Explanation: rising market. Does a short-term investment pay off?

The BSE Sensex rose 1,041 points, or 1.87%, to close at a nearly three-month high of 56,857 on Thursday. The Sensex has recovered over 6.3% over the past 10 trading sessions and over 11.5% over the past six weeks.

It hit a 14-month low of 50,921 on June 17. Experts say this has boosted overall investor confidence. However, with inflation, geopolitical risks and fears of recession among the risks, including interest rate hikes by central banks (including the US), stock markets could continue to be volatile. short-term, and investors shouldn’t be too quick and short-term, experts say.

Why is it high?

Thursday’s 1,000-point increase came even as the US Federal Reserve on Wednesday announced a 75 basis point hike in interest rates. The markets have understood this and were expected to rise by 100 basis points a week ago.

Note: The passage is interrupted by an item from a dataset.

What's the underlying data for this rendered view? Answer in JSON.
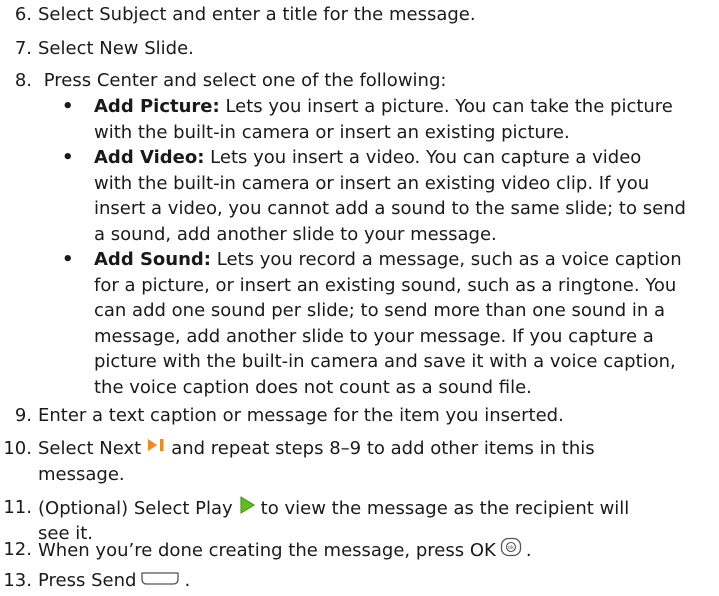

Indian markets have performed well over the past month as oil prices fell on recession fears in the United States and lower growth expectations in China. October 2021 and June 2022 (monthly average of Rs 28,431 crore) – Outflows by foreign investors in Indian equity portfolio – Rs 2.55 lakh crore – July Rs. 1,462 crore. It ensures market stability.

Meanwhile, according to a Credit Suisse report, developed market stocks fell on fears of an emerging market recession. We are less concerned about India’s macro fundamentals than global interventions.

Nonetheless, our medium-term outlook for Indian equities remains positive and any sharp correction would be a good buying opportunity. Another factor is the improving inflation outlook and expected rate hikes.

How does the Indian market compare to other markets?

Over the past six weeks, the Sensex has been one of the best performers among the world’s major indices with a return of 10.5%. The Dow Jones Industrial Average in the United States and the Nikkei 225 in Japan follow closely, with returns of 7.7% and 7.1% respectively. In fact, the Shanghai Composite in China and the Hang Seng in Hong Kong produced negative returns of –1% and –2.1% respectively.

From a sector perspective, the capital goods, consumer staples, consumer staples, banking and auto indices have risen 14% to 17% on BSE over the past six months. weeks, while indexes such as IT, healthcare, metals and oil & gas saw declines. growth between 6.

What should you expect?

Brent crude fell below $100 a barrel last week, from above $110 a month ago. This has been a huge relief for the Indian economy, which depends on imports for its energy needs.

With Brent currently trading at $103 a barrel, experts believe that despite geopolitical risks, a slowdown in the United States and slower growth in China could keep oil prices in check.

Lower crude oil prices on the international market will reduce inflationary expectations. But all the worries are not gone. A sharp rise in interest rates following the Reserve Bank of India’s rate hike poses a threat to demand in the economy, but could dampen corporate earnings growth in the next two quarters.

As the markets are volatile, experts believe that investors should not enter the market to take advantage of the current high. “There are many factors at play in the markets right now and the markets can go either way depending on what factor is at play.

As this is not a market for short-term gains, one should only enter the market with a minimum time horizon of three years,” said the CEO of a mutual fund.
“In a context of central bank tightening, geopolitical risks and fears of recession are the main risks that could soon lead to increased volatility.

Against this backdrop, India’s valuation premium is still inflated, hence the need for caution and risk management. Thus, we remain on the defensive and prefer companies with greater domestic exposure,” the Credit Suisse report said.

He said: “Our favorite sectors include financials, healthcare, automotive and consumer packaged goods. “Beyond the short term, we see many structurally favorable investment opportunities in sectors such as labor, entertainment, chemicals, real estate and defense,” the statement said.